This may seem as a typical plyr
problem, but I have something different in mind.
Here's the function that I want to optimize (skip the for
loop).
# dummy data
set.seed(1985)
lst <- list(a=1:10, b=11:15, c=16:20)
m <- matrix(round(runif(200, 1, 7)), 10)
m <- as.data.frame(m)
dfsub <- function(dt, lst, fun) {
# check whether dt is `data.frame`
stopifnot (is.data.frame(dt))
# check if vectors in lst are "whole" / integer
# vector elements should be column indexes
is.wholenumber <- function(x, tol = .Machine$double.eps^0.5) abs(x - round(x)) < tol
# fall if any non-integers in list
idx <- rapply(lst, is.wholenumber)
stopifnot(idx)
# check for list length
stopifnot(ncol(dt) == length(idx))
# subset the data
subs <- list()
for (i in 1:length(lst)) {
# apply function on each part, by row
subs[[i]] <- apply(dt[ , lst[[i]]], 1, fun)
}
# preserve names
names(subs) <- names(lst)
# convert to data.frame
subs <- as.data.frame(subs)
# guess what =)
return(subs)
}
And now a short demonstration... actually, I'm about to explain what I primarily intended to do.
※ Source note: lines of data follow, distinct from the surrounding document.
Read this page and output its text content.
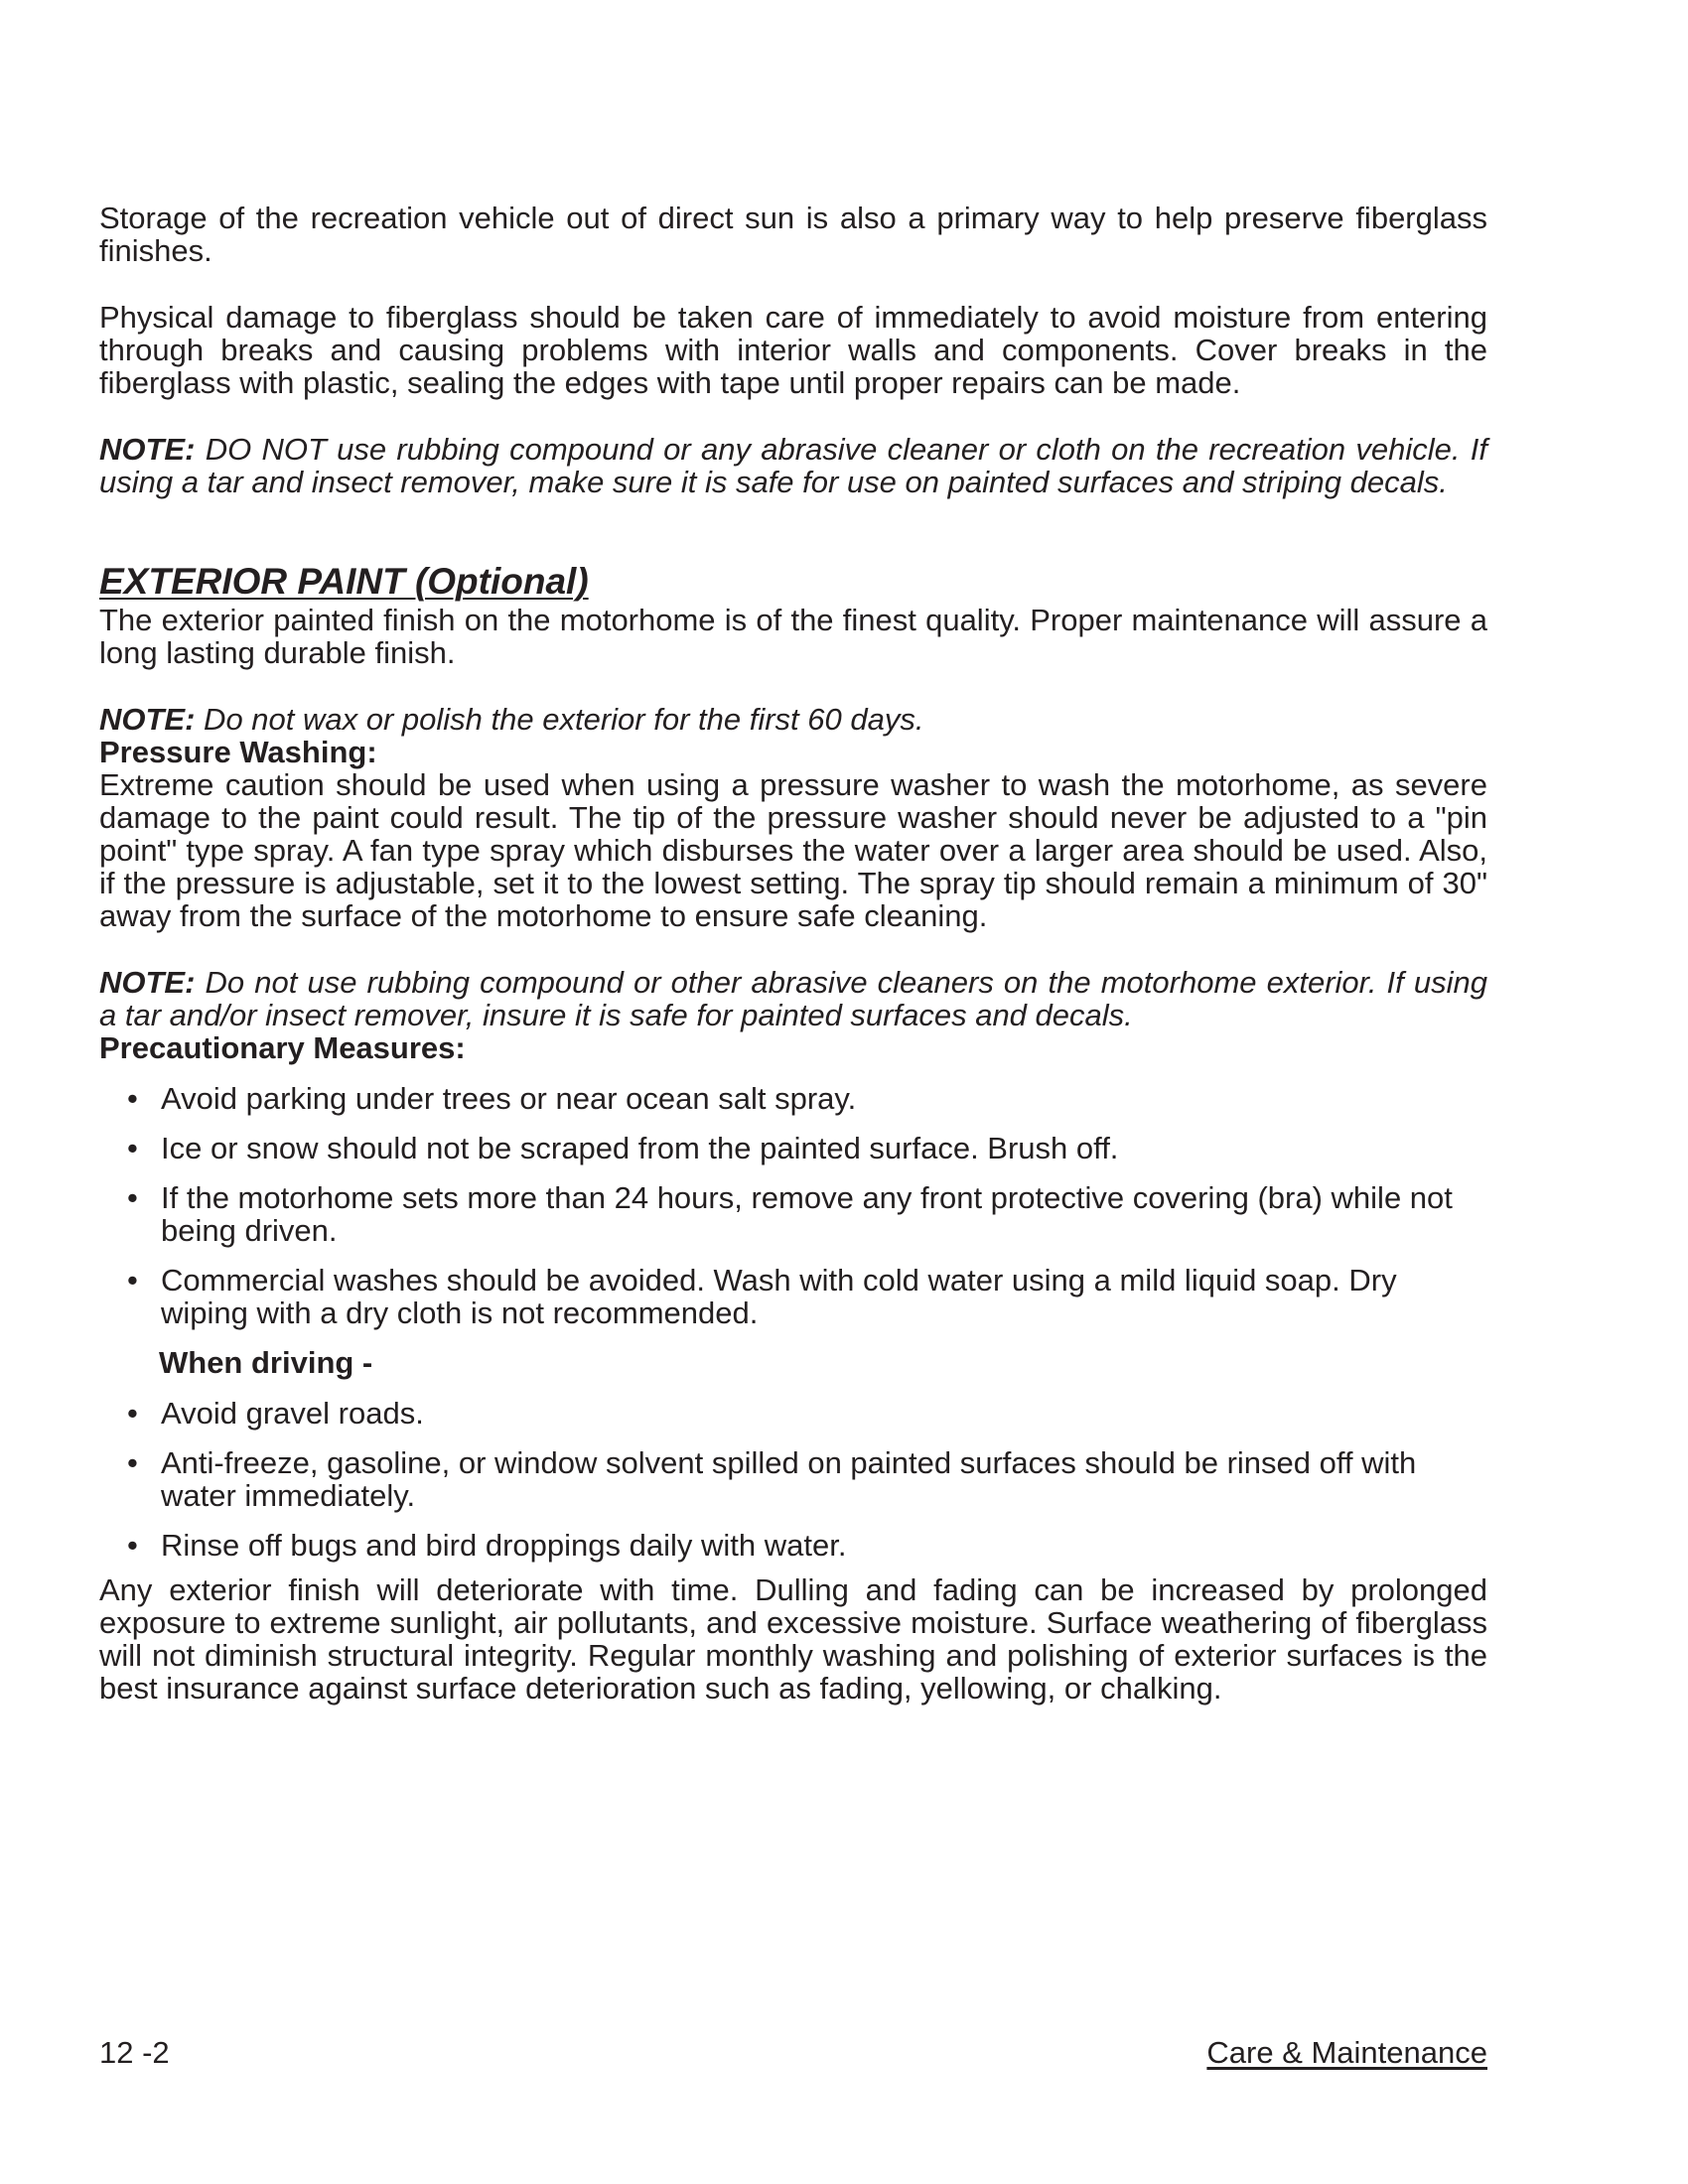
Storage of the recreation vehicle out of direct sun is also a primary way to help preserve fiberglass finishes.

Physical damage to fiberglass should be taken care of immediately to avoid moisture from entering through breaks and causing problems with interior walls and components. Cover breaks in the fiberglass with plastic, sealing the edges with tape until proper repairs can be made.

NOTE: DO NOT use rubbing compound or any abrasive cleaner or cloth on the recreation vehicle. If using a tar and insect remover, make sure it is safe for use on painted surfaces and striping decals.

EXTERIOR PAINT (Optional)

The exterior painted finish on the motorhome is of the finest quality. Proper maintenance will assure a long lasting durable finish.

NOTE: Do not wax or polish the exterior for the first 60 days.

Pressure Washing:

Extreme caution should be used when using a pressure washer to wash the motorhome, as severe damage to the paint could result. The tip of the pressure washer should never be adjusted to a "pin point" type spray. A fan type spray which disburses the water over a larger area should be used. Also, if the pressure is adjustable, set it to the lowest setting. The spray tip should remain a minimum of 30" away from the surface of the motorhome to ensure safe cleaning.

NOTE: Do not use rubbing compound or other abrasive cleaners on the motorhome exterior. If using a tar and/or insect remover, insure it is safe for painted surfaces and decals.

Precautionary Measures:

• Avoid parking under trees or near ocean salt spray.
• Ice or snow should not be scraped from the painted surface. Brush off.
• If the motorhome sets more than 24 hours, remove any front protective covering (bra) while not being driven.
• Commercial washes should be avoided. Wash with cold water using a mild liquid soap. Dry wiping with a dry cloth is not recommended.

When driving -

• Avoid gravel roads.
• Anti-freeze, gasoline, or window solvent spilled on painted surfaces should be rinsed off with water immediately.
• Rinse off bugs and bird droppings daily with water.

Any exterior finish will deteriorate with time. Dulling and fading can be increased by prolonged exposure to extreme sunlight, air pollutants, and excessive moisture. Surface weathering of fiberglass will not diminish structural integrity. Regular monthly washing and polishing of exterior surfaces is the best insurance against surface deterioration such as fading, yellowing, or chalking.

12 -2	Care & Maintenance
I wanted to subset a data.frame
by vectors gathered in list
object. Since this is a part of code from a function that accompanies data manipulation in psychological research, you can consider m
as a results from personality questionnaire (10 subjects, 20 vars). Vectors in list hold column indexes that define questionnaire subscales (e.g. personality traits). Each subscale is defined by several items (columns in data.frame
). If we presuppose that the score on each subscale is nothing more than sum
(or some other function) of row values (results on that part of questionnaire for each subject), you could run:
> dfsub(m, lst, sum)
a b c
1 46 20 24
2 41 24 21
3 41 13 12
4 37 14 18
5 57 18 25
6 27 18 18
7 28 17 20
8 31 18 23
9 38 14 15
10 41 14 22
I took a glance at this function and I must admit that this little loop isn't spoiling the code at all... BUT, if there's an easier/efficient way of doing this, please, let me know!